Se Status in Patients with Crohn's Disease

Most of the studies on the Se status in patients with IBD have reported values far below the requirements for optimization of Sepp1.^13,21,–30 In particular, patients with CD are often Se-deficient in comparison to healthy controls with their Se status assessed by measurements of plasma Se concentration,²⁴ serum Se concentration,^13,22,23,26 plasma, serum or erythrocyte GPx activity,^21,24,25,27 and serum Sepp1 concentration²³ (see Table1 for a listing). The cause–effect relationship of a low Se status in patients with CD has received much attention because it is pivotal to uncover selenium's role in the disease.
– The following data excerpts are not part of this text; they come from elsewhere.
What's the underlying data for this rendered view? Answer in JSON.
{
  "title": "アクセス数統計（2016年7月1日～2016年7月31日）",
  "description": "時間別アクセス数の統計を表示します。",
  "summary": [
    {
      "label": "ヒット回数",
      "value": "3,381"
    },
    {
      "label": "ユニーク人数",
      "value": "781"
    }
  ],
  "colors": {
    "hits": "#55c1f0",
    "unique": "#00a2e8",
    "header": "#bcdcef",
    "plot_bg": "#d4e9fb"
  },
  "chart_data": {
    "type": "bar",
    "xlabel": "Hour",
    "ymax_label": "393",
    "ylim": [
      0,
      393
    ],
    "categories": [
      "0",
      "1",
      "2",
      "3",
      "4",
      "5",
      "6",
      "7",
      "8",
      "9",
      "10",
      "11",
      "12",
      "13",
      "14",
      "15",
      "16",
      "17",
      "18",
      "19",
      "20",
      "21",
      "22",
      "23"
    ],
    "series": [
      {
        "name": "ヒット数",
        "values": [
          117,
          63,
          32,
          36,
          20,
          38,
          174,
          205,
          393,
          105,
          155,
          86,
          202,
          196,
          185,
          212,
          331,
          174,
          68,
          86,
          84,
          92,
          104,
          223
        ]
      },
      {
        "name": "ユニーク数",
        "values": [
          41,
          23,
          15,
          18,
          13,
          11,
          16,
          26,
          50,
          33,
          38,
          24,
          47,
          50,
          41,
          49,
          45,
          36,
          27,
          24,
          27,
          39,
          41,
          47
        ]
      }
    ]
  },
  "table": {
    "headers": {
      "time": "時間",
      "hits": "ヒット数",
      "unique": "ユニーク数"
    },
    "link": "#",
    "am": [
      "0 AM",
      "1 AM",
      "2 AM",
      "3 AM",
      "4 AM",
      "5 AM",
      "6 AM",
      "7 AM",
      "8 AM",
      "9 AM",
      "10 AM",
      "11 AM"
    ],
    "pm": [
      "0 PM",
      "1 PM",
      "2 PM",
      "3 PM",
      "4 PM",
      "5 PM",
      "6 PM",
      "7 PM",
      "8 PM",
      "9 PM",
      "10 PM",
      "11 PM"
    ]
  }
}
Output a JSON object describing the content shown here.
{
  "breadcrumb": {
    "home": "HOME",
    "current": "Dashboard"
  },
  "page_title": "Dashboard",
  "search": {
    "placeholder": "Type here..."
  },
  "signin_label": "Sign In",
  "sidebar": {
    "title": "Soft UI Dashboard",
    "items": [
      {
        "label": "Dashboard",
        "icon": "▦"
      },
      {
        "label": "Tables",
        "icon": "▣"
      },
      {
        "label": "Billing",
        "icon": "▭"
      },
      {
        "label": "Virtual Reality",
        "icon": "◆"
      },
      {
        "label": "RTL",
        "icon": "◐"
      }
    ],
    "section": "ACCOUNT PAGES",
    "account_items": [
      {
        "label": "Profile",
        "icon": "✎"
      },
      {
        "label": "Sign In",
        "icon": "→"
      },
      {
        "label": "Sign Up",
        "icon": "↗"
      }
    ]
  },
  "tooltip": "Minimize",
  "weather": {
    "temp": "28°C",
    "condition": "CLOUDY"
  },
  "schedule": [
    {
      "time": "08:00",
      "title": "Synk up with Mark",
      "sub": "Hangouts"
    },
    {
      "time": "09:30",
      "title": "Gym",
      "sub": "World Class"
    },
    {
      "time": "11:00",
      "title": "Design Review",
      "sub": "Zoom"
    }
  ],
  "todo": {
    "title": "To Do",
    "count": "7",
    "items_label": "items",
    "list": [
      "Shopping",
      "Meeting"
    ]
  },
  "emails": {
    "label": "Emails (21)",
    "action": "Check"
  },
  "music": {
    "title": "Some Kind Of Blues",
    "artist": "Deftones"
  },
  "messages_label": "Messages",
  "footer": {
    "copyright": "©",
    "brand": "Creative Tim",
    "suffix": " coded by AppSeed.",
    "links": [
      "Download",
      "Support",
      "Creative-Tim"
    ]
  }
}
Factors, suggesting that Se deficiency is rather a result than a cause of CD, are malabsorption and malnutrition of Se. The length of the resected small bowel correlated inversely with plasma and erythrocyte Se concentration and GPx activity in patients with CD who had undergone small bowel resection.²¹ Se status was severely impaired in patients with resection of >200-cm small bowel. Moreover, the length of the small bowel correlated with the uptake of radiolabeled [⁷⁵Se] selenite in patients suffering from short bowel syndrome.³¹ These observations reinforce that small bowel-resected CD patients under enteral nutrition (EN) are at risk of Se deficiency because of malabsorption through a decreased absorption surface area.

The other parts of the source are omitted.